Apple multicore future comes sooner rather than later

19 November 2008

When Apple's director of the Unix technology group Jordan Hubbard spoke at the LISA 08 conference for big-iron server admins, he flashed up a slide that indicated Snow Leopard is coming earlier rather than later. The result, naturally, is plenty of speculation that release 10.6 of Mac OS X might make an appearance at Macworld in January 2009.

There are some clues pointing to an earlier rather than later release. One is the 25th anniversary of the Macintosh itself. It seems unlikely that Steve Jobs is going to get on-stage at Macworld and talk about an iPhone with more flash memory or iPods in dayglo orange and green. Mac Pros, at the very least, with Intel's Nehalem processors together with faster GPUs and probably multiple GPUs seem likely.

Then there are the machines that won't get a refresh in January: the MacBook and 15in MacBook Pro notebook machines. The Pro machines have two graphics processor units in them which, right now, cannot be used together.

As Snow Leopard is the release that is meant to make the GPUs accessible to regular programmers and make better use of all the processor cores in a machine, I think it's a fairly safe bet that Apple will want to bring the software in for those machines sooner rather than later.

And then you have the timeline in Hubbard's table. The slides are available from Usenix, and were noticed by MacRumors which flagged up the content.

The slide shows 10.6 (with the Snow Leopard portion showing as black on black for some reason) going live in the first quarter of next year, 14 months or more after Leopard first shipped in late October 2007.

After apparently talking about security improvements in Leopard, Hubbard then turned to the multiprocessor future of OS X. Or, as the presentation puts it, "Our scary future" complete with the image of an asteroid hurtling to Earth, followed by a cheery T800 Terminator, indicating that Shirley from Garbage is going to be building her empire on ATI and nVidia chips.

The next part is about the rise of the GPU - "GPUs are becoming insanely fast and capable" and "OpenCL is an important development in this space". This is point at which nVidia takes a back seat as Hubbard's slides claim: "Convergence with CPUs is not that far." This is followed by "The future: Intel".

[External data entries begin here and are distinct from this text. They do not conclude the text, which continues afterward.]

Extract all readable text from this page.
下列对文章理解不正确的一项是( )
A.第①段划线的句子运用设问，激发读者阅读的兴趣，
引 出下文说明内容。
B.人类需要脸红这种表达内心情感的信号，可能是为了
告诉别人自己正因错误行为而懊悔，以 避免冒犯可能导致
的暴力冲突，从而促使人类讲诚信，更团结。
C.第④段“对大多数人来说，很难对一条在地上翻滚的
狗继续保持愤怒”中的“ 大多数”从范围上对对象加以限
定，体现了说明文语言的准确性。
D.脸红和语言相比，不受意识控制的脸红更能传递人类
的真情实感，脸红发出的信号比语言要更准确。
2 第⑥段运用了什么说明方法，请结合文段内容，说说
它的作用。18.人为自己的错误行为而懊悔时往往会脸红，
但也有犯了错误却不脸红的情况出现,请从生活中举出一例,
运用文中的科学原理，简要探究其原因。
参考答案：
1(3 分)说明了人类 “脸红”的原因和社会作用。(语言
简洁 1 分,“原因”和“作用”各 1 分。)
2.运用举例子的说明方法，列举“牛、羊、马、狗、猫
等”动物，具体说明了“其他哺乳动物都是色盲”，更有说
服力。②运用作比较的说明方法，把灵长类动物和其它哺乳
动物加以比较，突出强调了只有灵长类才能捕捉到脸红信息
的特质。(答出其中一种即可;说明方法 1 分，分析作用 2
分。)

Rather than assume a combined Intel and nVidia roadmap, Hubbard concentrated on the plans for Intel's 'GPU' Larrabee. As I've argued before, this is unlikely to be any great shakes as a GPU in its first incarnation, but is CPU-like enough make programmers take notice. Hubbard is looking to a point in 2010 when, with successive die shrinks, a basic Intel processor could deploy more than 32 reasonably powerful cores on top of the standard x86 CPUs with potentially many more being in the system by 2015.

This, argues Hubbard, will radically change PC design. It will not be possible to have one shared memory space. They will have to be split up, which makes life easier for the hardware designers but makes life tougher for software developers. On the basis that the kernel will need to mediate how applications run across different memory spaces and activate cores at the right time, Hubbard said new programming interfaces and techniques will be needed. What isn't clear is whether this is what developers will find in Grand Central once Snow Leopard appears, or whether there is a second wave of technology that Apple intends to deploy.